Realizing that rest is as intuitive as it seems—i.e., passive at its root, not active—is the crucial precondition to rightly practicing rest as a discipline.

The Sound of Silence

Once we understand that rest is a gift from God—“a state of being,” in Koessler’s words—then we can take a fresh look at rest as a discipline.

Recall one of the practices mentioned earlier – forgoing electronics. Part of the reason rest is so elusive is found in the devices that are the backbone of our present-day lifestyle:

Rest is harder to find in a digital culture because technology has dissolved the two fundamental boundaries that are essential to rest: solitude and silence.

Rest as a discipline simply consists of dispelling the distractions in our lives so that we can dwell in the finished work God has completed on our behalf. Because the social stimuli surrounding us often distract us from this truth, we must seek out solitude and silence to clear our minds and focus again on what God has already accomplished for us.

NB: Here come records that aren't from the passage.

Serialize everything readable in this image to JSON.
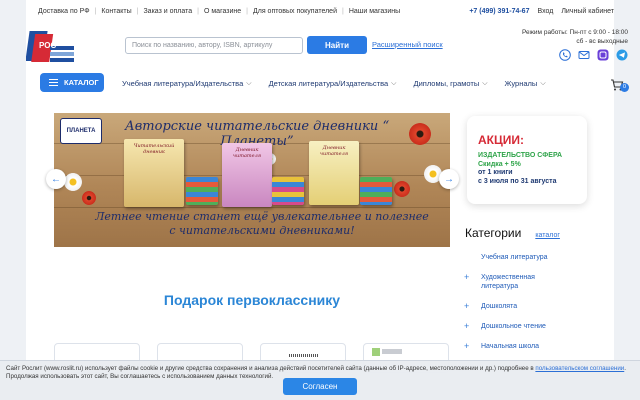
{
  "topbar": {
    "links": [
      "Доставка по РФ",
      "Контакты",
      "Заказ и оплата",
      "О магазине",
      "Для оптовых покупателей",
      "Наши магазины"
    ],
    "phone": "+7 (499) 391-74-67",
    "login": "Вход",
    "account": "Личный кабинет"
  },
  "header": {
    "search_placeholder": "Поиск по названию, автору, ISBN, артикулу",
    "search_button": "Найти",
    "advanced_search": "Расширенный поиск",
    "hours_line1": "Режим работы: Пн-пт с 9:00 - 18:00",
    "hours_line2": "сб - вс выходные",
    "social_icons": [
      "phone-icon",
      "mail-icon",
      "vk-icon",
      "telegram-icon"
    ]
  },
  "nav": {
    "catalog_label": "КАТАЛОГ",
    "items": [
      "Учебная литература/Издательства",
      "Детская литература/Издательства",
      "Дипломы, грамоты",
      "Журналы"
    ],
    "cart_count": "0"
  },
  "banner": {
    "brand": "ПЛАНЕТА",
    "title": "Авторские читательские дневники “ Планеты”",
    "subtitle_line1": "Летнее чтение станет ещё увлекательнее и полезнее",
    "subtitle_line2": "с читательскими дневниками!",
    "book_titles": [
      "Читательский дневник",
      "Дневник читателя",
      "Дневник читателя"
    ]
  },
  "promo": {
    "title": "АКЦИИ:",
    "line1": "ИЗДАТЕЛЬСТВО СФЕРА",
    "line2": "Скидка + 5%",
    "line3": "от 1 книги",
    "line4": "с 3 июля по 31 августа"
  },
  "categories": {
    "heading": "Категории",
    "catalog_link": "каталог",
    "items": [
      {
        "label": "Учебная литература",
        "expandable": false
      },
      {
        "label": "Художественная литература",
        "expandable": true
      },
      {
        "label": "Дошколята",
        "expandable": true
      },
      {
        "label": "Дошкольное чтение",
        "expandable": true
      },
      {
        "label": "Начальная школа",
        "expandable": true
      }
    ]
  },
  "gift": {
    "title": "Подарок первокласснику"
  },
  "cookie": {
    "text_before": "Сайт Рослит (www.roslit.ru) использует файлы cookie и другие средства сохранения и анализа действий посетителей сайта (данные об IP-адресе, местоположении и др.) подробнее в ",
    "link": "пользовательском соглашении",
    "text_after": ". Продолжая использовать этот сайт, Вы соглашаетесь с использованием данных технологий.",
    "button": "Согласен"
  }
}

This truth is illustrated well in Mark 6:31, where it is written concerning Jesus and the twelve apostles:

Then, because so many people were coming and going that they did not even have a chance to eat, he said to them, “Come with me by yourselves to a quiet place and get some rest.”

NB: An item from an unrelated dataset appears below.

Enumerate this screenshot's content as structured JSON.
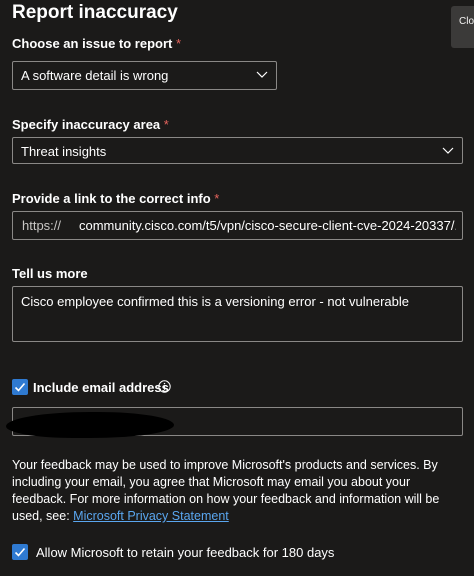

The obvious implication is that rest is difficult, if not impossible, to find in a crowded or noisy—that is to say, distracting—setting. This is also why Jesus “went off to a solitary place” to pray (Mark 1:35). In this way, rest really is a discipline of sorts:

We are tempted to think of rest as a kind of indulgence. But in reality the practice of rest often involves a measure of self-denial. Rest requires that we cease our ordinary activities and break away from our daily relationships.

It is important to remember, though, that situating ourselves in solitude and silence will not guarantee that we experience rest. Solitude and silence allow us to find rest:

The aim of all this effort is to create an atmosphere that will allow space for God. Or, more accurately, our aim is to create a climate that allows space for our own awareness of God.

When we put aside distractions and remember God’s finished work, this is true rest. At the same time, we recognize we have a part to play in that work, but we also know this work is finished even as it is ongoing. Remembering this will give us both the rest we seek and the energy to return to work.